After everyone agreed on Oliver Wendell Holmes’s proposed name, a plan for The Atlantic was set. The founders wanted to be “fearless and outspoken” at the dawn of “a new era of human civilization.” In a manifesto, they promised to be “the organ of no party or clique”; to “honestly endeavor to be the exponent of what its conductors believe to be the American idea”; and to care for the “whole domain of aesthetics.” The manifesto was signed by, among others, Herman Melville, Nathaniel Hawthorne, and yes, “Mrs. H. Beecher Stowe.”
In November of 1857, the first issue was published, and we have never stopped publishing. Since its founding, The Atlantic has published everyone from the aforementioned Hawthorne (who served as the magazine’s Civil War correspondent) to Frederick Douglass and Walt Whitman; from Robert Frost and Helen Keller to W. E. B. Du Bois and Booker T. Washington; from Emily Dickinson and Virginia Woolf to Mark Twain and Sylvia Plath; from a raft of future presidents—Theodore Roosevelt and Woodrow Wilson and JFK—to the great writers of the present, too many to even begin mentioning.
We know that the America of today would be unrecognizable to the founders of this magazine, but my hope is that they would take quickly to today’s Atlantic. They would recognize in our journalism the stringent application of intelligence and analytic rigor to the great problems of the day; the devotion to the explication of not only the American idea, but also the nature of an unsettled world; and a great love of literature and culture in all of its manifestations.

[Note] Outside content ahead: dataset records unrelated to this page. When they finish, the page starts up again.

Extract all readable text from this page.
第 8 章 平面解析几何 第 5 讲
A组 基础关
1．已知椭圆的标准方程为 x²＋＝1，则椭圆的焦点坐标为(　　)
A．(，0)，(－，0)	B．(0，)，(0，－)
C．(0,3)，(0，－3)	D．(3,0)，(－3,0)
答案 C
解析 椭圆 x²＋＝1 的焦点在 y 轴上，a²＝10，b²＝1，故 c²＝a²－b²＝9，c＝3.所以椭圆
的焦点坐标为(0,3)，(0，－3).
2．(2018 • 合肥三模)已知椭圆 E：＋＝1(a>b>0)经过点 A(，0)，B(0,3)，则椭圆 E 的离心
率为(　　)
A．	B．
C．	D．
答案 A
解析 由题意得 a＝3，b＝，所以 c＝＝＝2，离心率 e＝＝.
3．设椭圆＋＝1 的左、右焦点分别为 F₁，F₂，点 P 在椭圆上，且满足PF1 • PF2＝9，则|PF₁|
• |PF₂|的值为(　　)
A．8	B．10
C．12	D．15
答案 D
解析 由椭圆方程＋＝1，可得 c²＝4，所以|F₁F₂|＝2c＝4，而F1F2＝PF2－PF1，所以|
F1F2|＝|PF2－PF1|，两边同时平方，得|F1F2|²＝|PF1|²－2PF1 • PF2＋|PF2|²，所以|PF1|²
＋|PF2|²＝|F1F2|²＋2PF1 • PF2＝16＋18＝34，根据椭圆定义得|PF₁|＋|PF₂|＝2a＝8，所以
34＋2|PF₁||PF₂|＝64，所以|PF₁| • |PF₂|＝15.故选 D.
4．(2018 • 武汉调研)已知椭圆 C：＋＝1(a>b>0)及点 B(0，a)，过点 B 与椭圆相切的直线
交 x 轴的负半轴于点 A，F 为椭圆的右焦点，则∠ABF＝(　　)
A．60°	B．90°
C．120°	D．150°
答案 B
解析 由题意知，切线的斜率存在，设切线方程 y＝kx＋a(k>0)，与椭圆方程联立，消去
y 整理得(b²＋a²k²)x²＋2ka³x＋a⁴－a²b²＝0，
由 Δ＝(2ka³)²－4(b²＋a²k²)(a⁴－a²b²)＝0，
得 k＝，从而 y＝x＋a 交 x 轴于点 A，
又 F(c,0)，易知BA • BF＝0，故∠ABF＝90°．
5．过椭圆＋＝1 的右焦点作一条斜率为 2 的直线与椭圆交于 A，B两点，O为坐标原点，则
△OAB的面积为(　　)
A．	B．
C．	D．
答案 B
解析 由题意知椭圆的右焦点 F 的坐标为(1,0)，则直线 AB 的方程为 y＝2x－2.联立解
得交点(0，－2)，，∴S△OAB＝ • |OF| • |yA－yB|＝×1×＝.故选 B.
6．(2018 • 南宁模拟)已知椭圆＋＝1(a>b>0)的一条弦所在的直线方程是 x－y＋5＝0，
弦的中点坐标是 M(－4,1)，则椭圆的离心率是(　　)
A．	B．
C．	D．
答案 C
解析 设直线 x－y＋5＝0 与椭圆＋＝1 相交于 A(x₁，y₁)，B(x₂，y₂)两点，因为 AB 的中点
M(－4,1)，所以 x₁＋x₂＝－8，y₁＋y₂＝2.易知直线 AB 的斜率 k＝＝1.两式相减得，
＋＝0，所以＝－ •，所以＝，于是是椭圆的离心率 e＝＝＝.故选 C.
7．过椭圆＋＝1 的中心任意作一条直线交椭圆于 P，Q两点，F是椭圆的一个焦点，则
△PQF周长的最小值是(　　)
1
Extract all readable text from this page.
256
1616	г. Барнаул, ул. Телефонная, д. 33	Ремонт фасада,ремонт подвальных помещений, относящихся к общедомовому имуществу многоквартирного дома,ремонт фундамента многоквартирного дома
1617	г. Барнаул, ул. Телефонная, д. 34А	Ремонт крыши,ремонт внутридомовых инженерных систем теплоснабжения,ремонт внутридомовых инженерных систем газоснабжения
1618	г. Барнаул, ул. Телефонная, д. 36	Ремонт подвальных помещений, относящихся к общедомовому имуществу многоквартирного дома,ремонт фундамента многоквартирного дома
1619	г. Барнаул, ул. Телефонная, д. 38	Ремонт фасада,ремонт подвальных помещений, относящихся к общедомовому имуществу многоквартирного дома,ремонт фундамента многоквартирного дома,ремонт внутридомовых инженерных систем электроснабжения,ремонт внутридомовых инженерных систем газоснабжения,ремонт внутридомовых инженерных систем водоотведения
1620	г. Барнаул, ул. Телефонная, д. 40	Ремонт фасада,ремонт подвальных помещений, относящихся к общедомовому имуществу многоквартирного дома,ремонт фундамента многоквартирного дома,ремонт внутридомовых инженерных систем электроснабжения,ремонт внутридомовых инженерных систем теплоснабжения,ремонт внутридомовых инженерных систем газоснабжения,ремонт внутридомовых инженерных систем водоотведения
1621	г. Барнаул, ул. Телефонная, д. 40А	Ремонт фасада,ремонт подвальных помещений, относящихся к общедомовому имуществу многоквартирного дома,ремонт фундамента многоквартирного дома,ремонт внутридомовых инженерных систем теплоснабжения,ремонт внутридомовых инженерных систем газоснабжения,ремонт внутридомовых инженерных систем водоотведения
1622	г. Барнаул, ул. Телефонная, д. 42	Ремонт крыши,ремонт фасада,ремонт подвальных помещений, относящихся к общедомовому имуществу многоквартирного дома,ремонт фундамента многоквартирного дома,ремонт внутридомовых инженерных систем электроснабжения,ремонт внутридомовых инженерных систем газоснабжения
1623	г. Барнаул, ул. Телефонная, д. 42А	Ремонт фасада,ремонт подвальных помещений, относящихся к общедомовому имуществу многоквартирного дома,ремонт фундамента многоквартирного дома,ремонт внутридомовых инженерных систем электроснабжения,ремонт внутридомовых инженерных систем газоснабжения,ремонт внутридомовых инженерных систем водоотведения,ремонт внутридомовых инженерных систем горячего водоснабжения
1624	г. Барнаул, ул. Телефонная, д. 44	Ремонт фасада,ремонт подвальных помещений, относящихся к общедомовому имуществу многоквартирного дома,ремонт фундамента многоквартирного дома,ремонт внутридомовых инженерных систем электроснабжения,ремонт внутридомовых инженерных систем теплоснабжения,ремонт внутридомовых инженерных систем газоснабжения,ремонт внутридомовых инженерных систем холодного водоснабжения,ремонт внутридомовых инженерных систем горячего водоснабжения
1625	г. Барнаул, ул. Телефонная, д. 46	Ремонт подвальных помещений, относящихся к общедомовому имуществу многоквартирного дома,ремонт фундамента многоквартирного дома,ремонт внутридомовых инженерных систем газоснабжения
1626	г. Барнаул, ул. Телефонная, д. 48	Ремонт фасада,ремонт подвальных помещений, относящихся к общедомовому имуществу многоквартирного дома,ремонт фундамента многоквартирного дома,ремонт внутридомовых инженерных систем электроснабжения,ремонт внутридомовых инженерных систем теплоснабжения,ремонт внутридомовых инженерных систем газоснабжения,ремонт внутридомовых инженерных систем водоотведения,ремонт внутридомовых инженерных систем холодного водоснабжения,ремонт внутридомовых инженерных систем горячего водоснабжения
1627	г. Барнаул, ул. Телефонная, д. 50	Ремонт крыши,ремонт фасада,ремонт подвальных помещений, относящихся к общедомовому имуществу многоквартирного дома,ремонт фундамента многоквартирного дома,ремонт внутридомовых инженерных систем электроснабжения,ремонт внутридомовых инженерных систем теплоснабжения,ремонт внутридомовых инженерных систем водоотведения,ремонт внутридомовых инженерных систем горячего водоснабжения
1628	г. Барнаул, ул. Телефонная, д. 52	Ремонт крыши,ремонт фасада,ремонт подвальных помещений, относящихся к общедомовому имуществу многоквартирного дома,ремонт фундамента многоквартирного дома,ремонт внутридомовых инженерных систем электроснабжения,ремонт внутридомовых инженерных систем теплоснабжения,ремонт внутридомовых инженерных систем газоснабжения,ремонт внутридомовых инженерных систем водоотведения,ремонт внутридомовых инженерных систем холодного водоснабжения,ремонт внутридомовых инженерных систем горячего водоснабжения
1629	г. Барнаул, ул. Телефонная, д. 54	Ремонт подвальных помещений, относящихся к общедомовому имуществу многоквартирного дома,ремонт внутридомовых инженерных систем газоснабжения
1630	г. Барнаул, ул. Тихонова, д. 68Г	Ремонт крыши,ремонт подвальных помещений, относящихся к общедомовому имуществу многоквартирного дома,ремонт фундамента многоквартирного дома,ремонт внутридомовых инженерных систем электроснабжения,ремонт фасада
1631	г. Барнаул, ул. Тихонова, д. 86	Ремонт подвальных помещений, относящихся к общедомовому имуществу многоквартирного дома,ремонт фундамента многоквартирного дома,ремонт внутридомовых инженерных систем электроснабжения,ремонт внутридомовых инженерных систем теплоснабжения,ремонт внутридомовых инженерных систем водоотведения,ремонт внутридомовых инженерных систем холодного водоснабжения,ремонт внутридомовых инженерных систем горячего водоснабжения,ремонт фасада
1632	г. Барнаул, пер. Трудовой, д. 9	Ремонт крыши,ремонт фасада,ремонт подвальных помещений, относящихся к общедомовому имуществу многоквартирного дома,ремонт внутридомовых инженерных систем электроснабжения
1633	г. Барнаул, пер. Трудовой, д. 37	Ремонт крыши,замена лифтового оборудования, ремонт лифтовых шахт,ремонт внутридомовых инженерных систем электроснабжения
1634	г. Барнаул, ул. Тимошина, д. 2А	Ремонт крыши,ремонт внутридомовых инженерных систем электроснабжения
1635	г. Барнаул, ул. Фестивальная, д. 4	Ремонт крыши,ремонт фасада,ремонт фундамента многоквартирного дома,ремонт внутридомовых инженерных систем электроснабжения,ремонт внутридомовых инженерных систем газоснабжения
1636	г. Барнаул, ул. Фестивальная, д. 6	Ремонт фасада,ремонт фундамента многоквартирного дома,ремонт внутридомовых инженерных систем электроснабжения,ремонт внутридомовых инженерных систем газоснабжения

I believe that the founders would be able to locate these values in our print magazine, on our website, at our events, in our podcasts, and in our documentaries. (I also believe that they would be confused by our Instagram account.)
My wife and I recently went on a literary walking tour led by Boston By Foot. Much of what Goldberg says is true and I would encourage anyone in Boston to take advantage of these tours and also to read the Atlantic.
But what stands out about this email message is that what Goldberg writes about his magazine is not something that the Atlantic has always communicated about the United States of America. Goldberg is proud of his publication’s founding but many writers at the Atlantic — especially Ta-Nehisi Coates and Adam Serwer — are (or were in Coates’ case) regularly indignant about America’s past.
The thing is, Goldberg likely knows that the founders of the Atlantic were not always swell in their understanding of the world. Americans of English background in Boston were particularly bigoted about Irish immigrants. There are other skeletons as well. There are wherever humans walk the earth.
So if editors at elite journalism publications are allowed to be proud of historical figures who would never measure up to today’s moral standards, why do some of the same editors and journalists mock Americans who want to take pride in their country? Pride of place and of one’s group are natural human traits.
Let the Atlantic be great. Let America be great.